Paul O’Brien, Amnesty International USA
A macabre ritual, incompatible with human dignity but enacted over one and a half thousand times in the USA in the past four and a half decades, is set to continue into 2023.
On 3 January, the State of Missouri carried out the USA’s first execution of the year, and the 1,559th since the US Supreme Court upheld new capital statutes in 1976. Almost 90% of these executions have been conducted since June 1992 when the USA ratified the International Covenant on Civil and Political Rights (ICCPR), article 6 of which protects the right to life of all human beings and against its arbitrary deprivation at the hands of the state.
On average, every 11 days since 1977, a person has been led from their death row cell and hanged, gassed, electrocuted, shot, or poisoned to death by government agents. More than 2,300 more people currently await such a fate, subjected for years to the cycle of hope and despair that is an inherent part of this punishment. Already, a dozen of them face execution dates in the first quarter of 2023.
Yet even as this conveyor belt of cruelty has rolled on, the USA’s political leaders have declared their country to be a, if not the, global human rights champion. Such an assertion was heard again recently. “The United States is leading by the power of our example – demonstrating that our commitment to human rights begins here at home”, proclaimed President Joe Biden on 9 December 2022 to mark the 74th anniversary of the adoption of the Universal Declaration of Human Rights (UDHR). Five days later, the State of Mississippi carried out the USA’s 18th and final execution of the year.

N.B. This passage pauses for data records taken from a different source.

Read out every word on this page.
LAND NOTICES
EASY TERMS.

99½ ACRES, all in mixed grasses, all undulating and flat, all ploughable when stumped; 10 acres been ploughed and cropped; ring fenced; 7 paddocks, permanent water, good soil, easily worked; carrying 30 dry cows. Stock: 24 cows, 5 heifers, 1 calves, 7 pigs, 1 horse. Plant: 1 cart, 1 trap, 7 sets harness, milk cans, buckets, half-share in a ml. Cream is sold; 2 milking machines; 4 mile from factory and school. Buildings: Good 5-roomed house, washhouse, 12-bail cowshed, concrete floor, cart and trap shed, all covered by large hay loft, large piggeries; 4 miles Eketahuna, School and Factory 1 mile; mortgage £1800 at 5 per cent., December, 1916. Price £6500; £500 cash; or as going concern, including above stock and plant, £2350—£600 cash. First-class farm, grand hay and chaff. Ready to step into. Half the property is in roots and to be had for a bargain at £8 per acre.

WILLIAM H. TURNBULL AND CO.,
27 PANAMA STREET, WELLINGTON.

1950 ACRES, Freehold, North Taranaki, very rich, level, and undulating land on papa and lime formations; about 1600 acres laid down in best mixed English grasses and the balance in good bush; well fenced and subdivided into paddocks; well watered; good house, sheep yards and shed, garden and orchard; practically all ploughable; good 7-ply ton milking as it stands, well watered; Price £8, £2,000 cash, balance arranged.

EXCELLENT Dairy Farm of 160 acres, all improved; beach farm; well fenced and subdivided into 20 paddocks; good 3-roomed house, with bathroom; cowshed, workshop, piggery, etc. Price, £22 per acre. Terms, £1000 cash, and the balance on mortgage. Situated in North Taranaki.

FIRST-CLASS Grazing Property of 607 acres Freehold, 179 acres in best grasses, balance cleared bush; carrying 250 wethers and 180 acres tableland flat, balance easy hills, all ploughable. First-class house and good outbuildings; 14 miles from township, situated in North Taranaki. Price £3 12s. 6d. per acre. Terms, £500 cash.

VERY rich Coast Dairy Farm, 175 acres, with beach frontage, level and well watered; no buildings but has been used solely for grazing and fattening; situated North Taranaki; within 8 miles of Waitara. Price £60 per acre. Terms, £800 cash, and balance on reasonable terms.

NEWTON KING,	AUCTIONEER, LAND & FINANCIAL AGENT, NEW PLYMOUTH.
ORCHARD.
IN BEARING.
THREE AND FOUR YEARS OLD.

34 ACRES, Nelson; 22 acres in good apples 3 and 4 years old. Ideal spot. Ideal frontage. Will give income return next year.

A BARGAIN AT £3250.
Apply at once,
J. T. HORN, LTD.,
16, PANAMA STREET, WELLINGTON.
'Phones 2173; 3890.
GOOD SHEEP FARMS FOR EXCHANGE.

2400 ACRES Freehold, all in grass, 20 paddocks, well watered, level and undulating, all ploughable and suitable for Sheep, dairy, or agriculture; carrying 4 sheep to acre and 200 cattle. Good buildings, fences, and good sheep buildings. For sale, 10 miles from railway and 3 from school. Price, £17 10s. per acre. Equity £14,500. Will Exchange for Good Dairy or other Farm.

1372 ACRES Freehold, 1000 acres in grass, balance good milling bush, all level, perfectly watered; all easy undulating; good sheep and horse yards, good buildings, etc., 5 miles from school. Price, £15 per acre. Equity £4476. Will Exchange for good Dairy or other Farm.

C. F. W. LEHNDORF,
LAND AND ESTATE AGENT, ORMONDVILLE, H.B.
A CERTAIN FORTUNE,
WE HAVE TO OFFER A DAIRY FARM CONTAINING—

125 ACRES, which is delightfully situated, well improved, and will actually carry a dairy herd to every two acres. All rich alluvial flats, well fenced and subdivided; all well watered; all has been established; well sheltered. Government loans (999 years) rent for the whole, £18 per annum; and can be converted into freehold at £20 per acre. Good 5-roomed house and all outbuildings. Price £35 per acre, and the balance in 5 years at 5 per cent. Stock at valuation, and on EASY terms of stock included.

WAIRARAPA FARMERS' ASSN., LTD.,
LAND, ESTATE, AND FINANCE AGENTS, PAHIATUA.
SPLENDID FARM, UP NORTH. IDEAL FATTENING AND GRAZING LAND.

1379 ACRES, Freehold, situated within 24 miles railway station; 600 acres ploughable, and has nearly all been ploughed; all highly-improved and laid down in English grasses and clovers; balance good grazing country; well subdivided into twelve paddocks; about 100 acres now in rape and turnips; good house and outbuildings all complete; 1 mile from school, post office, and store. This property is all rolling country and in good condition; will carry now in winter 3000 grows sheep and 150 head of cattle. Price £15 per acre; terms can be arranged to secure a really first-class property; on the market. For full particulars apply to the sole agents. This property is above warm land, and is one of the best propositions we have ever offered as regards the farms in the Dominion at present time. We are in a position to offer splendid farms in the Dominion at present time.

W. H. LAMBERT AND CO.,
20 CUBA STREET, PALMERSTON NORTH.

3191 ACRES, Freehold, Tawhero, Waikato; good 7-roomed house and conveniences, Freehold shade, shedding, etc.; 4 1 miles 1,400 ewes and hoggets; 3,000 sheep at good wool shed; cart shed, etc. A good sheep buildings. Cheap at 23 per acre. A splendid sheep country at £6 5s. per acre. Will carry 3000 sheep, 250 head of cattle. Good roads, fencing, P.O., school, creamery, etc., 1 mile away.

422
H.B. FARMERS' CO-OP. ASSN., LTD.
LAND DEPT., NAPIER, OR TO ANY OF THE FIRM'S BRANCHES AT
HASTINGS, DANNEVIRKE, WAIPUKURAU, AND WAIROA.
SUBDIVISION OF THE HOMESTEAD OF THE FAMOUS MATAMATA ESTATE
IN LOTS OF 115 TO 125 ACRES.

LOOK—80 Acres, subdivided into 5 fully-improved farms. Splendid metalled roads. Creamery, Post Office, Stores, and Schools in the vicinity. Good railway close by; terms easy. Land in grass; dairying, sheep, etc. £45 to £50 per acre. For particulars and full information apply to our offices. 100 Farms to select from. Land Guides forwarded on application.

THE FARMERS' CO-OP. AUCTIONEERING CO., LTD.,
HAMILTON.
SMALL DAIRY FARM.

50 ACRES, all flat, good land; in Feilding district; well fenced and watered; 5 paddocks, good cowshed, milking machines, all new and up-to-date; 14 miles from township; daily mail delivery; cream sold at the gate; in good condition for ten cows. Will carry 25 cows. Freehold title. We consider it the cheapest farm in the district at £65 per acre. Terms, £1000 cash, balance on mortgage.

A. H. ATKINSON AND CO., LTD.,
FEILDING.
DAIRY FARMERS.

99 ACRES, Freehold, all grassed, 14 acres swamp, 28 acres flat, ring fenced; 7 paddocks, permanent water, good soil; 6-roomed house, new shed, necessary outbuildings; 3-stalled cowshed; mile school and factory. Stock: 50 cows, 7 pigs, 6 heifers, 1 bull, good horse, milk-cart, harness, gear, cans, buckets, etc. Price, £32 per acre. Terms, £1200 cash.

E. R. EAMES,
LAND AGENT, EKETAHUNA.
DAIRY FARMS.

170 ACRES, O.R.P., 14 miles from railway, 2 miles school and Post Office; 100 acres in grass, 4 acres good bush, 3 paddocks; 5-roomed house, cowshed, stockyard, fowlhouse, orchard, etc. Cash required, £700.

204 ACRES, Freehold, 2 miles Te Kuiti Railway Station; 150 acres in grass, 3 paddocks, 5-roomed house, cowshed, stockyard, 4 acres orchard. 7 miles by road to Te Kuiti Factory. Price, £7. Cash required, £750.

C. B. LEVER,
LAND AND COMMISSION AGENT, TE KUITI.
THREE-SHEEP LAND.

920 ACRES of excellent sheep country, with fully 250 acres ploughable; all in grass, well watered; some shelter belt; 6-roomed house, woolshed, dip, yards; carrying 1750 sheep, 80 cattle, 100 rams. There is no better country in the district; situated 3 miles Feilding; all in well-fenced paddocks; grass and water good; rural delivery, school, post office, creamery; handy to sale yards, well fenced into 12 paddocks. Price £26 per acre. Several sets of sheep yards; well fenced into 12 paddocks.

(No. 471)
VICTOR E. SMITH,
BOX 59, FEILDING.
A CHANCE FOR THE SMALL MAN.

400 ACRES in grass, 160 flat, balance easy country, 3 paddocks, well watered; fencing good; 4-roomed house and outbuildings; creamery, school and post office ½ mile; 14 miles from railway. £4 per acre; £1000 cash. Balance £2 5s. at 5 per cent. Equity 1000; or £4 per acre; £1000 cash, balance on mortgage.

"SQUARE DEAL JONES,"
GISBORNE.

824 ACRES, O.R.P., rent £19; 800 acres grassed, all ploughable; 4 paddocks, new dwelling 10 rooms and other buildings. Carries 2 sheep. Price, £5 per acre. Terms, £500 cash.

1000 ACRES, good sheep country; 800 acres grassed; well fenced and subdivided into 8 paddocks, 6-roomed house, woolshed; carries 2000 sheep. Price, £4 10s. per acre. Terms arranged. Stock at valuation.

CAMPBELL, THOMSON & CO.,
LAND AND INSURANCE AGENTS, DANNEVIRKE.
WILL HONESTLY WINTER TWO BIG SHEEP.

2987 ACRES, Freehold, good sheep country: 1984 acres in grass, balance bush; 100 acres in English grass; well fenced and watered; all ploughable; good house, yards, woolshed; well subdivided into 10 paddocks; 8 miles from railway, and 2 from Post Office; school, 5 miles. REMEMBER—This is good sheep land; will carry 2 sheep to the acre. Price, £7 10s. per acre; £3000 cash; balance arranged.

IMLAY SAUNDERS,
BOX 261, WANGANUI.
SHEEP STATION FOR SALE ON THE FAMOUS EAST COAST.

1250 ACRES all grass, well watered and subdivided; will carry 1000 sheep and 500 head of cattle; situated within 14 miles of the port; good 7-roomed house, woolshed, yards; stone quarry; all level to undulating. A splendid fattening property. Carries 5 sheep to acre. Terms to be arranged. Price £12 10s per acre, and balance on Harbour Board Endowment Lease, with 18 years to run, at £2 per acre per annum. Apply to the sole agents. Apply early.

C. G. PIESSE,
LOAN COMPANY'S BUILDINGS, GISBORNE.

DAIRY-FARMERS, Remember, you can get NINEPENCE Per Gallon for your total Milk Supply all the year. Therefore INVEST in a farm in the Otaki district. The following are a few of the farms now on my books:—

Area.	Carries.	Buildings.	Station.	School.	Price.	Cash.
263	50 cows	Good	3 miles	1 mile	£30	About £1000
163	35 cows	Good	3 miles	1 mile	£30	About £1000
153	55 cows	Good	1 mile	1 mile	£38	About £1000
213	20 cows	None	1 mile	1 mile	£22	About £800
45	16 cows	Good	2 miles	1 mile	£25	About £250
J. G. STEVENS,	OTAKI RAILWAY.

As far as the ultimate cruel, inhuman, and degrading punishment is concerned then, the USA is setting a shameful human rights example and cementing something of an outlier status for itself. During 2022, Central African Republic, Kazakhstan and Papua New Guinea became the latest countries to do what the USA still has not done and abolished the death penalty for all crimes while Equatorial Guinea and most recently Zambia abolished the sentence from their criminal/penal codes. Today, more than two thirds of countries in the world are abolitionist in law or practice.
President Biden took office on a promise to work for abolition of the federal death penalty and to push for this goal in retentionist states of the USA too. Two years later, there is little to show for this promise.
Even when presented with opportunities to act in line with this pledge, the federal authorities have failed to take the high ground. On 15 December 2022, with 36 other countries, the USA voted NO on a UN General Assembly resolution calling on all states that still have this punishment for a moratorium on executions with a view to abolishing the death penalty. A record 125 countries voted YES, “reaffirming” the UDHR and the ICCPR and “convinced that a moratorium on the use of the death penalty contributes to respect for human dignity and to the enhancement and progressive development of human rights”. This was the eighth such vote since the initial vote in 2007 – on each occasion the USA has voted with the naysayers and remained on the wrong side of human rights history.
This is not to deny that there has been abolitionist progress inside the USA. There have been advances in individual states, with 11 of them abolishing the death penalty in the past decade and a half, amidst growing recognition of its arbitrary, discriminatory, and error-strewn application, as well as its cruelty. Most recently, in December 2022, outgoing Oregon Governor Kate Brown commuted the death sentences of the 17 people on death row in her state, explaining her view that the death penalty is “immoral” and “an irreversible punishment that does not allow for correction; is wasteful of taxpayer dollars; does not make communities safer; and cannot be and never has been administered fairly and equitably”. President Biden should immediately take a leaf from her book and commute the death sentences of all those on federal death row as a first step towards meeting his own pledge to offer leadership on abolition.
No doubt there will be resistance from some quarters, which is precisely why the President should throw energy and resources into this human rights struggle now. With 23 states now abolitionist, campaigners find themselves up against a hardcore group of states apparently devoted to retaining this punishment “with little regard for human rights concerns, transparency, fairness, or even their own ability to successfully carry it out”. They include Alabama, Missouri, Oklahoma, and Texas, which together account for 55% of all executions in the USA since 1977 and 81% of the 26 executions conducted since President Biden took office in January 2021.
When the Senate Committee on Foreign Relations, with then Senator Joe Biden on it, approved ratification of the ICCPR in 1992, it noted that, “In view of the leading role that the United States plays in the international struggle for human rights, the absence of ratification of the Covenant is conspicuous and, in the view of many, hypocritical. The Committee believes that ratification will remove doubts about the seriousness of the US commitment to human rights and strengthen the impact of US efforts in the human rights field.” If a reason for the USA to ratify the ICCPR was to dispel accusations of human rights hypocrisy, it has failed, not least because of its continuing resort to the death penalty in an increasingly abolitionist world.
Amnesty International USA urges President Biden finally and fully to act upon his promise. He must ensure that all officials across the country are aware of their obligation under international law to immediately set about carving an “irrevocable path towards complete eradication” of this cruel and senseless policy. There is no more time to lose.
In 2022, Amnesty International USA released a report on the federal death penalty, USA: The Power of Example, Whither the Biden Death Penalty Promise?, to mark the 50th anniversary of the of the U.S. Supreme Court’s landmark Furman v. Georgia ruling, which temporarily outlawed executions in the USA.